Seen through the sub-red lenses, the world was delineated into great flashes of exploding guns, the sharp tongues of spitting muskets, the muted bursts of the grenadoes, and the ghostly shadows of men.
Then they were out of the smoke. They immediately cut hard to port, passing in the very shadow of the beakhead. Gavin and Ironfist both hurled grenadoes into that deck overhead. Gavin’s was wrapped in red luxin, and stuck; Ironfist’s was spiked, and stuck. Twin
explosions and showers of wood and flame announced their success. None of the cannons on the port side of the Garguntua had been fired, so Kip was able to see clearly once more.
Flames sprang up on the mainsail—and were immediately extinguished in sprays of orange luxin. A few of the lines had been successfully cut, but those that had been merely set aflame were also saved.
“Brace!” Gavin shouted.
The skimmer curved to starboard to get some separation, and just as they rose out of a trough, Gavin shot a huge ball of flaming red luxin at the first crow’s nest.
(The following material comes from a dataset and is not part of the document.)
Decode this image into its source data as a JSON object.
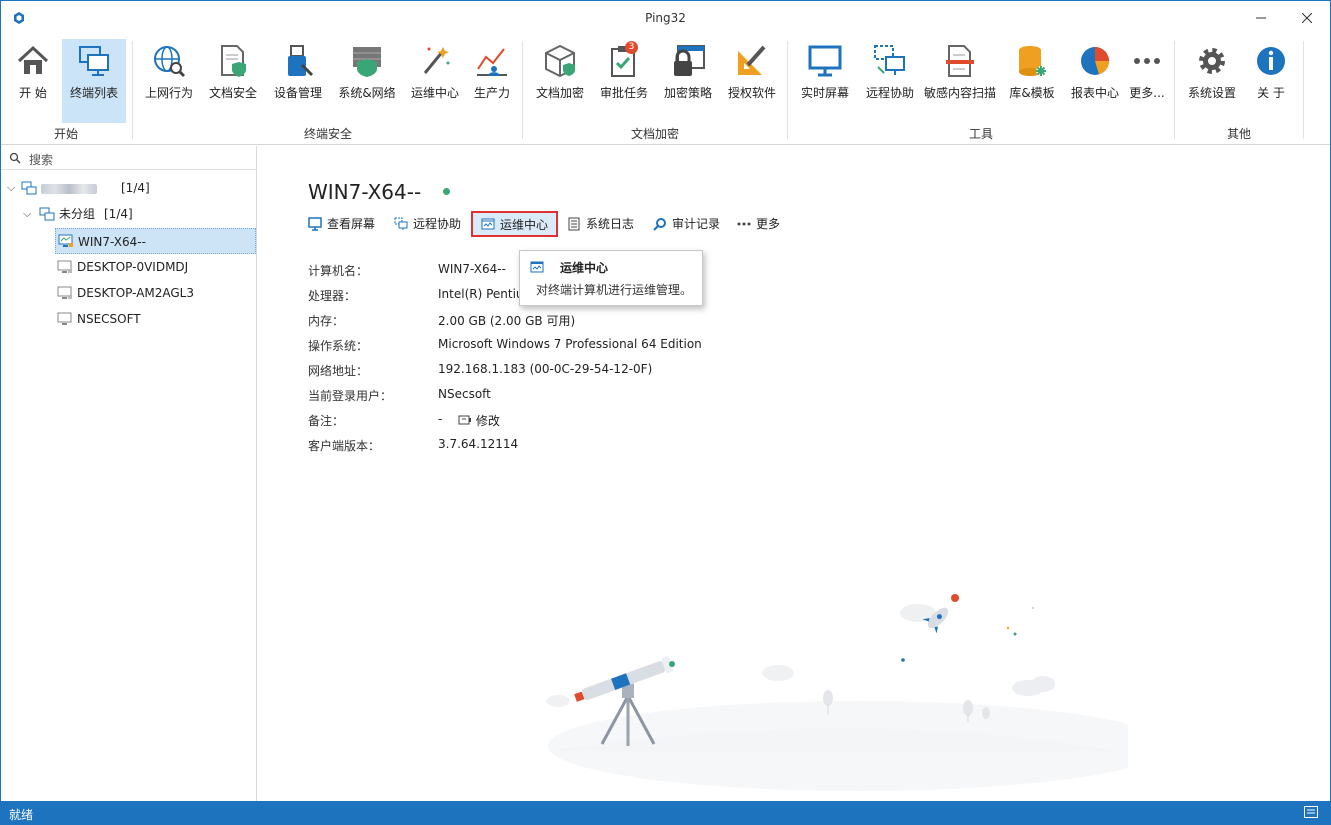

The drafter saw it coming and tried to blast it aside, but the ball merely shattered and drenched him and the crow’s nest in flame.
But Kip barely saw that, because the concussion of Gavin throwing something so massive just as they went airborne threw the skimmer hard to the side, and had they not hit the crest of another wave, they probably would have capsized.
Instead, they simply slowed to a crawl as Ironfist and Gavin were thrown off the reeds for a moment, and the skimmer turned the wrong way, bobbing in the waves. Kip saw two men training swivel guns on them even as a man engulfed in flames pitched out of the crow’s nest, tangling in the lines as he fell, shrieking.
Then the gunners disappeared in a wash of flame and exploding yellow light as four of the sea chariots closed around the Prism.
The port-side cannons began firing, and Kip saw one of the archers on the back of her chariot simply disappear. The blindage was afire, and Kip saw the sailors and soldiers above them struggling to throw it over the side. One of the Blackguards had painted a line of red luxin down the entire length of the Gargantua’s hull, and as the cannons roared, it lit.
Within seconds, Gavin and Ironfist had the skimmer back up to speed. Musket balls whistled past them, dimpling the water. Several of the archers were firing now at great speed. And Kip could tell that the soldiers were only beginning to make it to the deck.